On Thu, 19 Dec 2024 at 18:32, Pierrick Bouvier
<pierrick.bouvier@linaro.org> wrote:
Signed-off-by: Pierrick Bouvier <pierrick.bouvier@linaro.org>
---
docs/system/arm/virt.rst | 14 +++++++++++---
1 file changed, 11 insertions(+), 3 deletions(-)
diff --git a/docs/system/arm/virt.rst b/docs/system/arm/virt.rst
index d25275c27ce..9f1457cf9a2 100644
--- a/docs/system/arm/virt.rst
+++ b/docs/system/arm/virt.rst
@@ -17,9 +17,17 @@ to have the same behaviour as that of previous QEMU
releases, so
that VM migration will work between QEMU versions. For instance the
``virt-5.0`` machine type will behave like the ``virt`` machine from
the QEMU 5.0 release, and migration should work between ``virt-5.0``
-of the 5.0 release and ``virt-5.0`` of the 5.1 release. Migration
-is not guaranteed to work between different QEMU releases for
-the non-versioned ``virt`` machine type.

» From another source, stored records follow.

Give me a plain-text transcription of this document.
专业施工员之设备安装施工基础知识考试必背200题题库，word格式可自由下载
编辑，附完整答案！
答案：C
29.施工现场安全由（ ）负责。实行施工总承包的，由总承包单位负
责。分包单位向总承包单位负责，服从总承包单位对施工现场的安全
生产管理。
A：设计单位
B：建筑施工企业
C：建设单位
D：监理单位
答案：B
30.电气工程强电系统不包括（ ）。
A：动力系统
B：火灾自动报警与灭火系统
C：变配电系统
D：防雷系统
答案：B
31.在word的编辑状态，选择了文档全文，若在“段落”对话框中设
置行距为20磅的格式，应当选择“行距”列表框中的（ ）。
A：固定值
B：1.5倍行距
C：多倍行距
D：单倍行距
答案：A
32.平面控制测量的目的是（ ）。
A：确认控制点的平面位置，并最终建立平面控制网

+of the 5.0 release and ``virt-5.0`` of the 5.1 release.
+
+When saving a VM using the ``virt`` model, the snapshot is automatically set to
+target the latest ``virt`` versioned model. When loading the VM with a more
+recent QEMU version, you'll need to set machine model to match the version of
+your snapshot. When loading it, QEMU will return an error with the expected
+``virt`` version you should set, so you don't need to record it.
I don't think we should be encouraging this -- our standard approach
is "use the versioned machine types if you want migration", not
"you can start with an unversioned type on the source end". So I've
dropped this paragraph.
+
+VM migration is not guaranteed when using ``-cpu max``, as features supported
+may change between QEMU versions. To ensure your VM can be migrated, it is
+recommended to use another cpu model instead.
This paragraph is good, though -- that 'max' doesn't work for migration
is important, and we should definitely document that.